Threat Echoes can be turned off in the options menu; they are, after all, a pretty heavy thing to force all players through without exception, and the game could certainly use some more explicit warnings about what they are and that you can get rid of them. But they do fit with the sequel’s new exploration of potential for self-harm, of operator error and general malfunction. The match, Rosen says, came quite naturally: “The Receiver lore blended easily with the mental health focus because religious movements and secret societies are often inspired by the failure of existing institutions to fulfill psychological needs, and that’s never been more true than it is now.”
“Receiver’s story was experimental,” Serr says, “but in many ways it seems like that experiment was a success. It has been 8 very long years… in that time a lot of things that were included based on nebulous anxiety over change (this was after Occupy, Kony 2012 — social media was becoming dominant) have been proven out.”
In his 2012 blog post, Serr says that in crafting what was essentially a palatable take on a doomsday cult via Lifton’s criteria, he was trying to achieve the goal of “inducing a genuine religious experience.” He goes on to express skepticism that the final work achieved such a lofty goal, but notes that “on a broader level it seems like a lot of people found the story and ideas interesting, and felt it added to the atmosphere of the game, which is more than I could have hoped for.”

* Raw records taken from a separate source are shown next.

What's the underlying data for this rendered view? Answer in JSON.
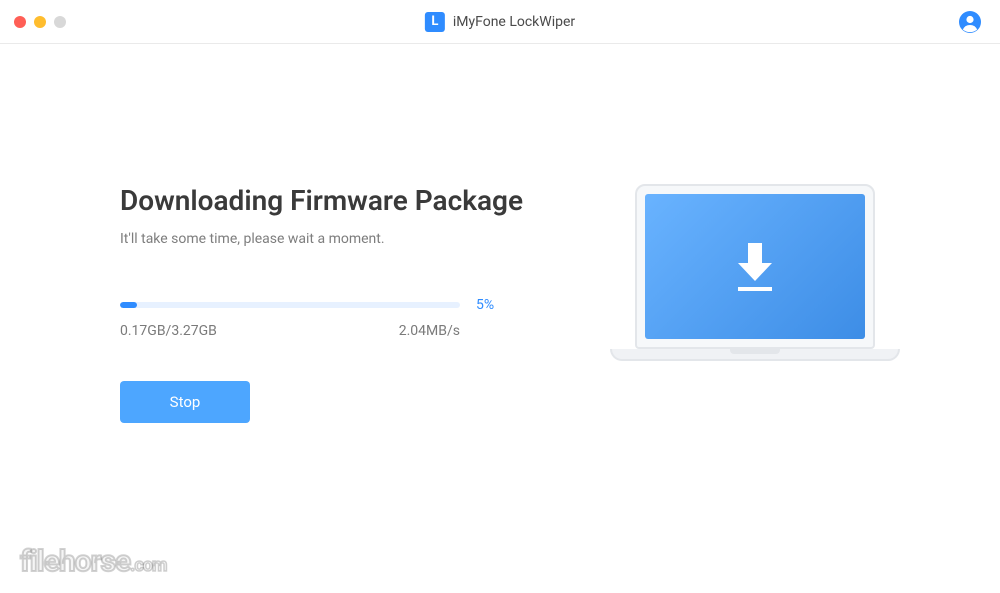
{
  "titlebar": {
    "app_logo_letter": "L",
    "app_title": "iMyFone LockWiper"
  },
  "main": {
    "heading": "Downloading Firmware Package",
    "subtext": "It'll take some time, please wait a moment.",
    "progress": {
      "percent_label": "5%",
      "percent_value": 5,
      "downloaded": "0.17GB",
      "total": "3.27GB",
      "size_label": "0.17GB/3.27GB",
      "speed": "2.04MB/s"
    },
    "stop_label": "Stop"
  },
  "watermark": {
    "name": "filehorse",
    "domain": ".com"
  },
  "colors": {
    "accent": "#2f8cff",
    "button": "#4da6ff"
  }
}
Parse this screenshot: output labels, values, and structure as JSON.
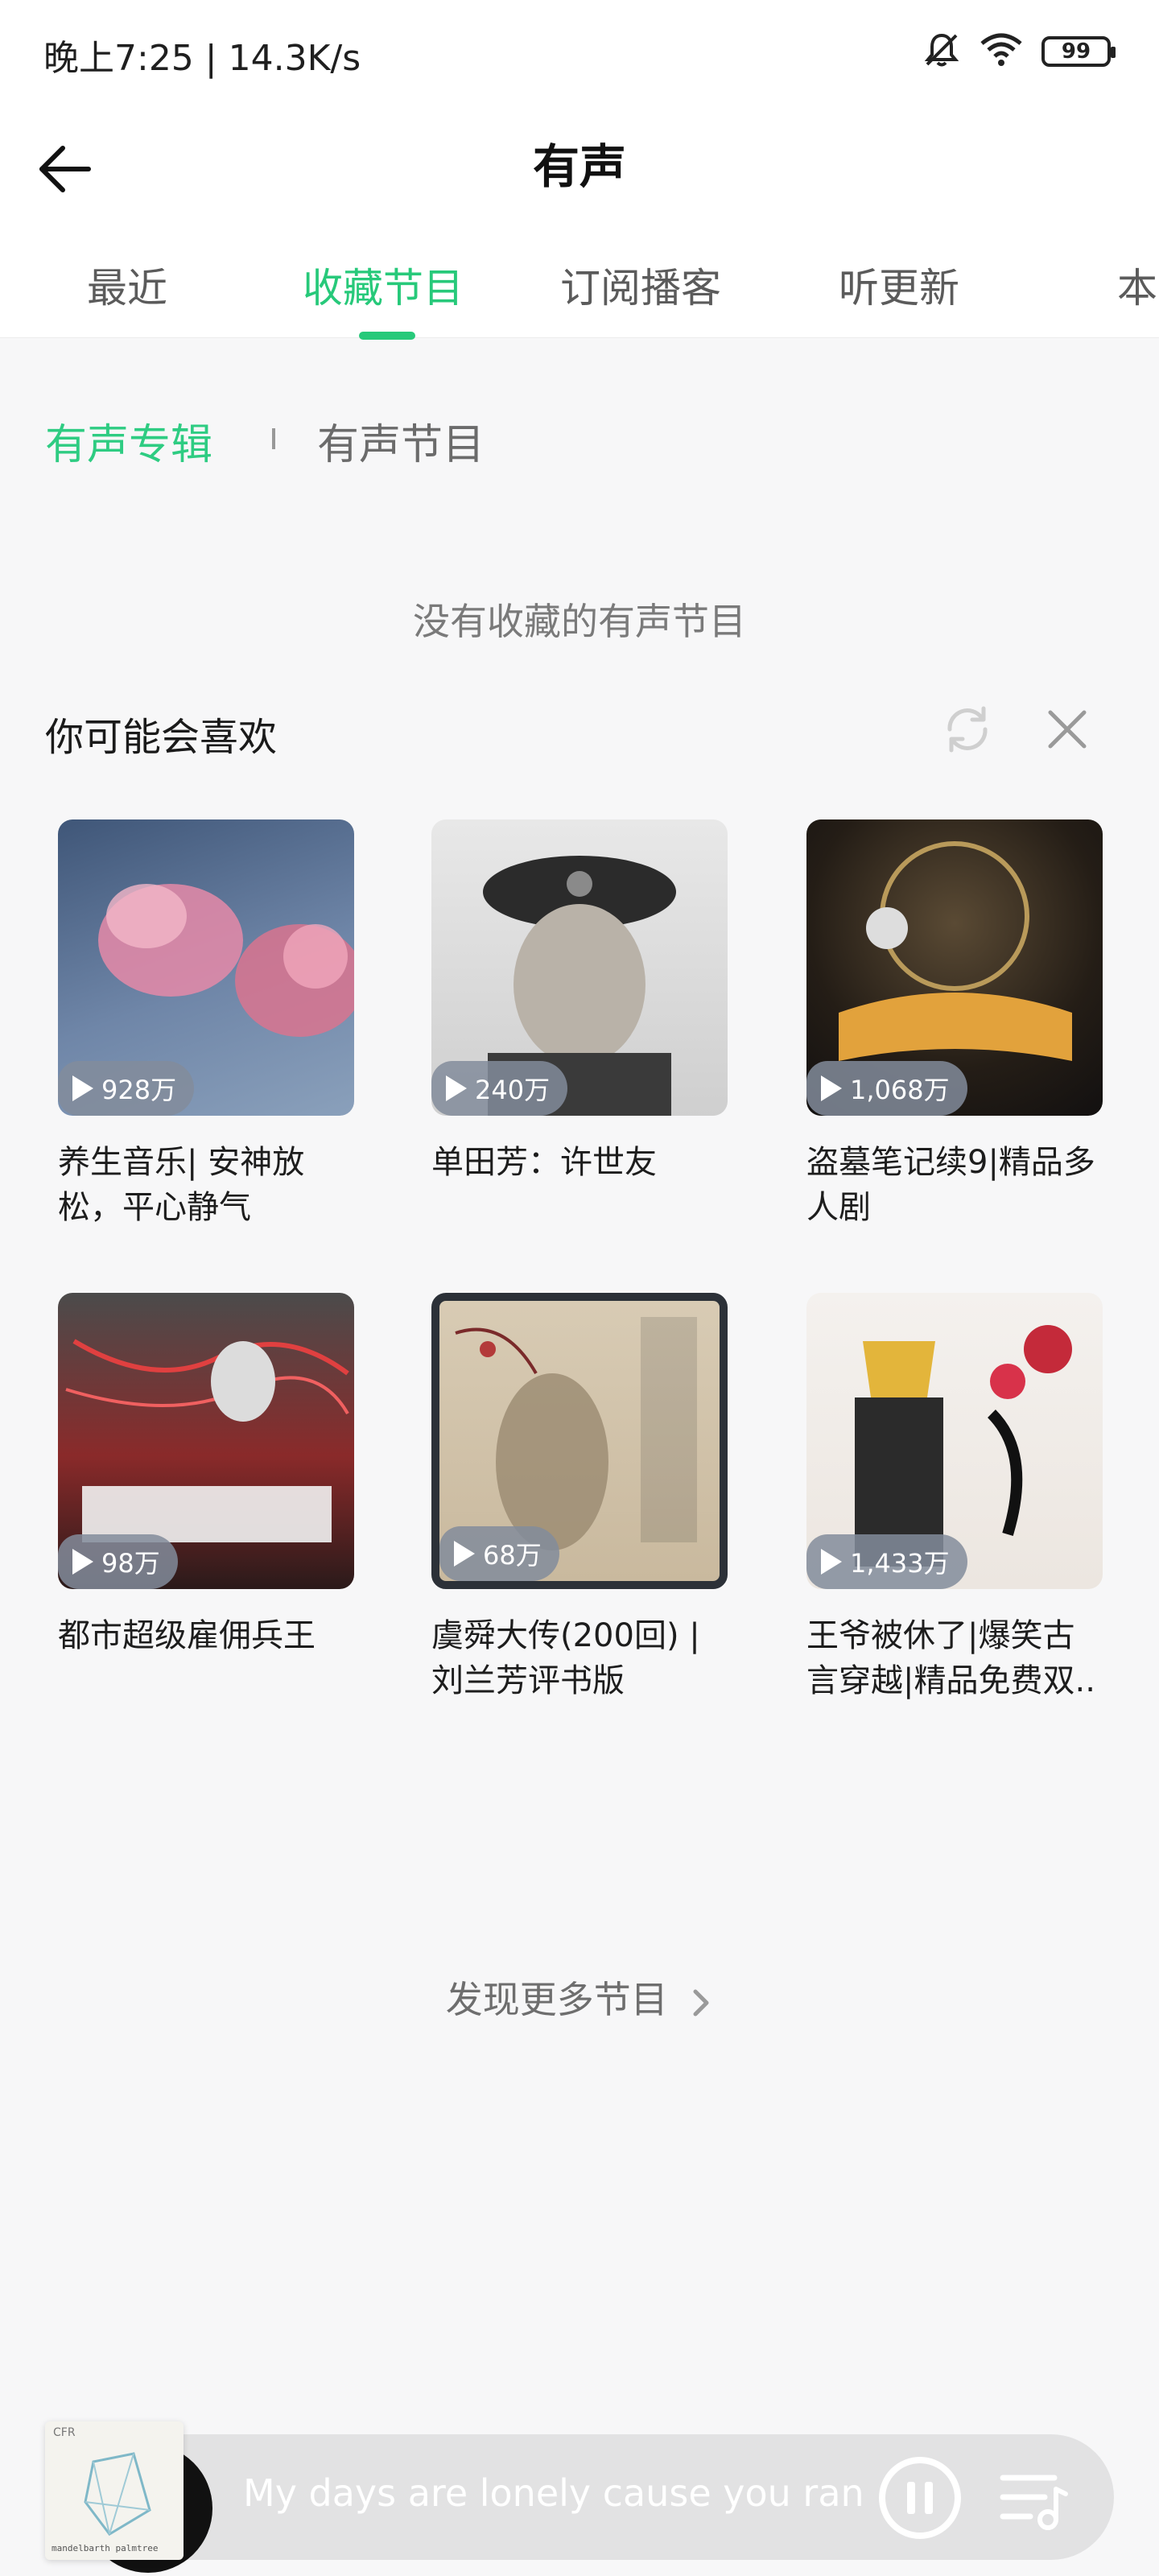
{
  "status_bar": {
    "time_speed": "晚上7:25 | 14.3K/s",
    "battery": "99",
    "icons": [
      "mute-bell-icon",
      "wifi-icon",
      "battery-icon"
    ]
  },
  "header": {
    "title": "有声",
    "back_icon": "arrow-left-icon"
  },
  "tabs": [
    {
      "label": "最近",
      "active": false
    },
    {
      "label": "收藏节目",
      "active": true
    },
    {
      "label": "订阅播客",
      "active": false
    },
    {
      "label": "听更新",
      "active": false
    },
    {
      "label": "本",
      "active": false
    }
  ],
  "segments": {
    "albums": "有声专辑",
    "programs": "有声节目"
  },
  "empty_message": "没有收藏的有声节目",
  "recommend": {
    "title": "你可能会喜欢",
    "refresh_icon": "refresh-icon",
    "close_icon": "close-icon",
    "items": [
      {
        "title": "养生音乐| 安神放松，平心静气",
        "plays": "928万"
      },
      {
        "title": "单田芳：许世友",
        "plays": "240万"
      },
      {
        "title": "盗墓笔记续9|精品多人剧",
        "plays": "1,068万"
      },
      {
        "title": "都市超级雇佣兵王",
        "plays": "98万"
      },
      {
        "title": "虞舜大传(200回) | 刘兰芳评书版",
        "plays": "68万"
      },
      {
        "title": "王爷被休了|爆笑古言穿越|精品免费双..",
        "plays": "1,433万"
      }
    ]
  },
  "more_link": "发现更多节目",
  "player": {
    "now_playing": "My days are lonely cause you ran",
    "art_text_top": "CFR",
    "art_text_bottom": "mandelbarth palmtree"
  },
  "colors": {
    "accent": "#27c97a",
    "background": "#f7f7f8",
    "player_bar": "#e2e2e3"
  }
}
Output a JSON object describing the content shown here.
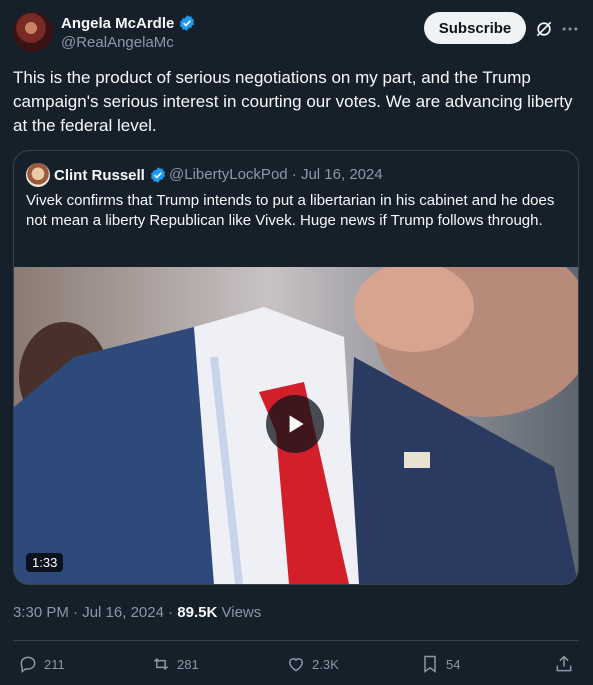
{
  "author": {
    "name": "Angela McArdle",
    "handle": "@RealAngelaMc"
  },
  "header": {
    "subscribe_label": "Subscribe"
  },
  "tweet": {
    "text": "This is the product of serious negotiations on my part, and the Trump campaign's serious interest in courting our votes. We are advancing liberty at the federal level."
  },
  "quote": {
    "name": "Clint Russell",
    "handle": "@LibertyLockPod",
    "date": "Jul 16, 2024",
    "text": "Vivek confirms that Trump intends to put a libertarian in his cabinet and he does not mean a liberty Republican like Vivek. Huge news if Trump follows through.",
    "video_duration": "1:33"
  },
  "meta": {
    "time": "3:30 PM",
    "date": "Jul 16, 2024",
    "views_count": "89.5K",
    "views_label": "Views"
  },
  "actions": {
    "replies": "211",
    "reposts": "281",
    "likes": "2.3K",
    "bookmarks": "54"
  },
  "colors": {
    "background": "#15202b",
    "verified": "#1d9bf0",
    "muted_text": "#8b98a5"
  }
}
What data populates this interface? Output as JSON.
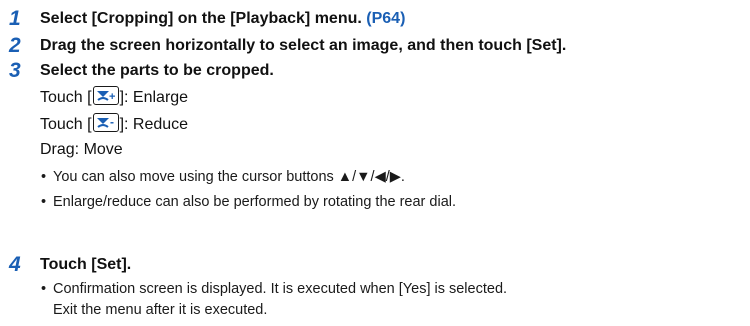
{
  "steps": [
    {
      "number": "1",
      "title": "Select [Cropping] on the [Playback] menu.",
      "page_ref": "(P64)"
    },
    {
      "number": "2",
      "title": "Drag the screen horizontally to select an image, and then touch [Set]."
    },
    {
      "number": "3",
      "title": "Select the parts to be cropped.",
      "enlarge_prefix": "Touch [",
      "enlarge_suffix": "]: Enlarge",
      "reduce_prefix": "Touch [",
      "reduce_suffix": "]: Reduce",
      "drag_text": "Drag: Move",
      "bullets": [
        "You can also move using the cursor buttons ▲/▼/◀/▶.",
        "Enlarge/reduce can also be performed by rotating the rear dial."
      ]
    },
    {
      "number": "4",
      "title": "Touch [Set].",
      "bullet_line1": "Confirmation screen is displayed. It is executed when [Yes] is selected.",
      "bullet_line2": "Exit the menu after it is executed."
    }
  ],
  "bullet_symbol": "•",
  "icons": {
    "enlarge": "zoom-in-icon",
    "reduce": "zoom-out-icon"
  },
  "colors": {
    "accent": "#1a5fb4",
    "text": "#111111"
  }
}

Asked about whether a “genuine religious experience” is still the point of Receiver 2, Serr is a little cagier. “Receiver 2 is meant to be entertaining. I feel like if you play it and enjoy it, or at least get something out of it, then you are experiencing it the right way,” he says. “That said, I think modern science proves beyond a shadow of a doubt that any sufficiently complex system tends towards self organization and replication. The creation of the internet has enabled the growth of an information super-organism that humans are hosts to, and that this organism will relentlessly grow, much like a virus or a parasite. This is The Threat. It is absolutely real, and most people are already compromised to the point where there is no hope for them. People are not ready to hear that yet, but maybe they will be in another 8 years.”
The mental health and gun safety angles, at least, offer a grounded way in for players. The “subliminal” message at the core of the paranoid, white-knuckle Receiver 2 is a slyly positive one, even if it’s informed by the decaying state of the world, by the sorts of accidents and actions that ideally wouldn’t happen in the first place. “We’ll probably never know for sure if we had any effect [on gun safety],” Rosen says, “but it’s nice knowing that there’s a chance.”